Our Overriding Concern

At Hirschhorn & Bieber, P.A., our overriding concern is to see to it that our clients receive the best possible legal representation and the full benefits of our legal system.

We believe in the fundamental principles of the U.S. criminal justice system: The presumption that the accused is innocent, and the burden is on the prosecution to prove guilt beyond a reasonable doubt.

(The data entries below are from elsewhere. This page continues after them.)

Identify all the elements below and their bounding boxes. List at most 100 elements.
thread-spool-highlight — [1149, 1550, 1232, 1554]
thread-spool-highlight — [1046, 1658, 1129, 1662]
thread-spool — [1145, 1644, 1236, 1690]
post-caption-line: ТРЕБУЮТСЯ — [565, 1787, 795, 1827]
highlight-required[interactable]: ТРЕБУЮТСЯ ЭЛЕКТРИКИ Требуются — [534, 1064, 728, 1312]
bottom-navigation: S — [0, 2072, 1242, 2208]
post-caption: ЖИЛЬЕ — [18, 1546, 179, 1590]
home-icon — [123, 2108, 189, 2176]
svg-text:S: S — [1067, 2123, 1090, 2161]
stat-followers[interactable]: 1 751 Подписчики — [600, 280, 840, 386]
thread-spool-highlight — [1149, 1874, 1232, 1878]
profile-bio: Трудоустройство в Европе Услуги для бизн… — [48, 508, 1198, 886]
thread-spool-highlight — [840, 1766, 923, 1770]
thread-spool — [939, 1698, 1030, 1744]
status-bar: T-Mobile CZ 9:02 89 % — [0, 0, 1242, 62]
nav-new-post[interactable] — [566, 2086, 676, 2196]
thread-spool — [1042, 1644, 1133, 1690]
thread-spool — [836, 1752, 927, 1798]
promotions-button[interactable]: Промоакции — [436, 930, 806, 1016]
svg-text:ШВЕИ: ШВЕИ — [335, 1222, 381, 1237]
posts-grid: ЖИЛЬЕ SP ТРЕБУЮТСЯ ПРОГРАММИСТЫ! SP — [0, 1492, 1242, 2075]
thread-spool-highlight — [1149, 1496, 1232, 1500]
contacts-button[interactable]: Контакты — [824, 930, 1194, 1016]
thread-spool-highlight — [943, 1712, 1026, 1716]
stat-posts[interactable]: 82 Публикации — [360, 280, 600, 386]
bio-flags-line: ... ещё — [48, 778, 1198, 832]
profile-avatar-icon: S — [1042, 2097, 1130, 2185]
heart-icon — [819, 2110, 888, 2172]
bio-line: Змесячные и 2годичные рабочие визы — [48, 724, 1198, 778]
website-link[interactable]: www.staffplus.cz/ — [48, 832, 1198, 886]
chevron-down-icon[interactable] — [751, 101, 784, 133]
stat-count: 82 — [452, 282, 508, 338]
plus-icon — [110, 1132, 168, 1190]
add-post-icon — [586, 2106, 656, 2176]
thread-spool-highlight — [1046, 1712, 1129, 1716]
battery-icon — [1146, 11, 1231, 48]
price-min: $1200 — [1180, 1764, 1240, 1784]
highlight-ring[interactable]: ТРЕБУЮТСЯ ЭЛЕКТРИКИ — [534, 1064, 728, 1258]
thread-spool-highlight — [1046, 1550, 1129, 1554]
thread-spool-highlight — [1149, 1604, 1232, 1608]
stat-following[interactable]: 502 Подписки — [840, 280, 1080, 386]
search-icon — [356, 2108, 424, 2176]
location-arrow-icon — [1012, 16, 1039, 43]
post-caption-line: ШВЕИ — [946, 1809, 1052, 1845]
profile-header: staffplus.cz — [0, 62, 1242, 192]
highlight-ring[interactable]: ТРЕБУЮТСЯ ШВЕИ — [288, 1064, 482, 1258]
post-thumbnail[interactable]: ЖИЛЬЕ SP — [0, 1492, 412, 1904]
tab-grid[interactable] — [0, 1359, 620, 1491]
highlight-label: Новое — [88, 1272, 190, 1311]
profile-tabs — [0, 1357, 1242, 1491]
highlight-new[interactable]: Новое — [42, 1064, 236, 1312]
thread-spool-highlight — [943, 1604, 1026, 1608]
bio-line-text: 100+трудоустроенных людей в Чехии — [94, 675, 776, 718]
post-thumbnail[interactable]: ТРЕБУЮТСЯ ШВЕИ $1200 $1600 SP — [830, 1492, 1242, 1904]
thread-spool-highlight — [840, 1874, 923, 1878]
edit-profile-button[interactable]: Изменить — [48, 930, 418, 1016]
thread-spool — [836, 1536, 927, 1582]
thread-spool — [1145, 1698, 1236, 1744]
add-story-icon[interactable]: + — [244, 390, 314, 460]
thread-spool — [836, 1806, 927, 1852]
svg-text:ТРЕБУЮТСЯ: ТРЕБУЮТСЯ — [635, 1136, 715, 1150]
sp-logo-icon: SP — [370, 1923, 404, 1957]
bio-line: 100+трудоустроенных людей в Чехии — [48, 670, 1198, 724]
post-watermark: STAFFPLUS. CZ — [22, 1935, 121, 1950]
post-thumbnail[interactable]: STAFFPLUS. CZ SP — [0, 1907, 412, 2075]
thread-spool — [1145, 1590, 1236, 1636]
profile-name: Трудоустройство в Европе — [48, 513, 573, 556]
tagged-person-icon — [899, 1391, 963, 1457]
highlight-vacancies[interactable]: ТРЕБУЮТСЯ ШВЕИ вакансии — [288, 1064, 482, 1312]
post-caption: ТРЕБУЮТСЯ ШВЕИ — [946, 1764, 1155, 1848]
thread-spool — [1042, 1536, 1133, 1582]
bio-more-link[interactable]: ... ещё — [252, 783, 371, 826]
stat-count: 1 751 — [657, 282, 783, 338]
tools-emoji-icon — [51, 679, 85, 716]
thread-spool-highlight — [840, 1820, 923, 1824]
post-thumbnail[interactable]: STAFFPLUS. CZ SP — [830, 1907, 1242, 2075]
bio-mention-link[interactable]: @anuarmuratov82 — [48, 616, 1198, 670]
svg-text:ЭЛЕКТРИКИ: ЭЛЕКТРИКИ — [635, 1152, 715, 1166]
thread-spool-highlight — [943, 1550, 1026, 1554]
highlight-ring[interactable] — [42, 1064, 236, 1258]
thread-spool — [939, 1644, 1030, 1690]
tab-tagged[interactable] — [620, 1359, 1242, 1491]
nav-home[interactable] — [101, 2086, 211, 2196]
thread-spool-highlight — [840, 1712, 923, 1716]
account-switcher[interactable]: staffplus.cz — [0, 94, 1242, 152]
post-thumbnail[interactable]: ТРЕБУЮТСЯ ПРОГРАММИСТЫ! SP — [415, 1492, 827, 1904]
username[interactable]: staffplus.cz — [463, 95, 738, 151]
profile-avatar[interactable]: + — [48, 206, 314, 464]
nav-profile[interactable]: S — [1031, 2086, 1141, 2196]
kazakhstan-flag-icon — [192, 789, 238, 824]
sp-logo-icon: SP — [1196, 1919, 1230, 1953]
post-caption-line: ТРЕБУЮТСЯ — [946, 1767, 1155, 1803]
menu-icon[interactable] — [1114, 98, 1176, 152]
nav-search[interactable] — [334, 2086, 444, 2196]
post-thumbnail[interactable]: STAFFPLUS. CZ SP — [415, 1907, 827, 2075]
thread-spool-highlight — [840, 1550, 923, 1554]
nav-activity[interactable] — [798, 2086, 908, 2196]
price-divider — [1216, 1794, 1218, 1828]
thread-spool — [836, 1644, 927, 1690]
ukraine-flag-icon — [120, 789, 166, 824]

One who is accused has other important rights as well:

  1. The right to be represented by an attorney: The Sixth Amendment provides that in all criminal prosecutions, the accused has the right to the assistance of an attorney.
  2. The right to remain silent: Under the Fifth Amendment to the U.S. Constitution, one who is accused cannot "be compelled in any criminal case to be a witness against himself." In other words, the accused cannot be required to speak. If the accused chooses to remain silent, the prosecutor cannot call the accused as a witness, nor can a judge compel the accused to testify at his or her own trial.
  3. The right to a public trial: The Sixth Amendment guarantees public trials in criminal cases. This is an important right because the presence in courtrooms of the accused’s family and friends, ordinary citizens, and the print media can help ensure that the Courts adheres to the rules associated with criminal trials.
  4. The right to a jury trial: The Sixth Amendment gives the accused the right to be tried by a jury of his or her peers, randomly drawn from the community.
  5. The right to confront witnesses: Under the "confrontation clause" of the Sixth Amendment, the accused has the right to confront the witnesses against him or her. This gives the accused the right to cross-examine witnesses, subjecting them to questioning by defense counsel.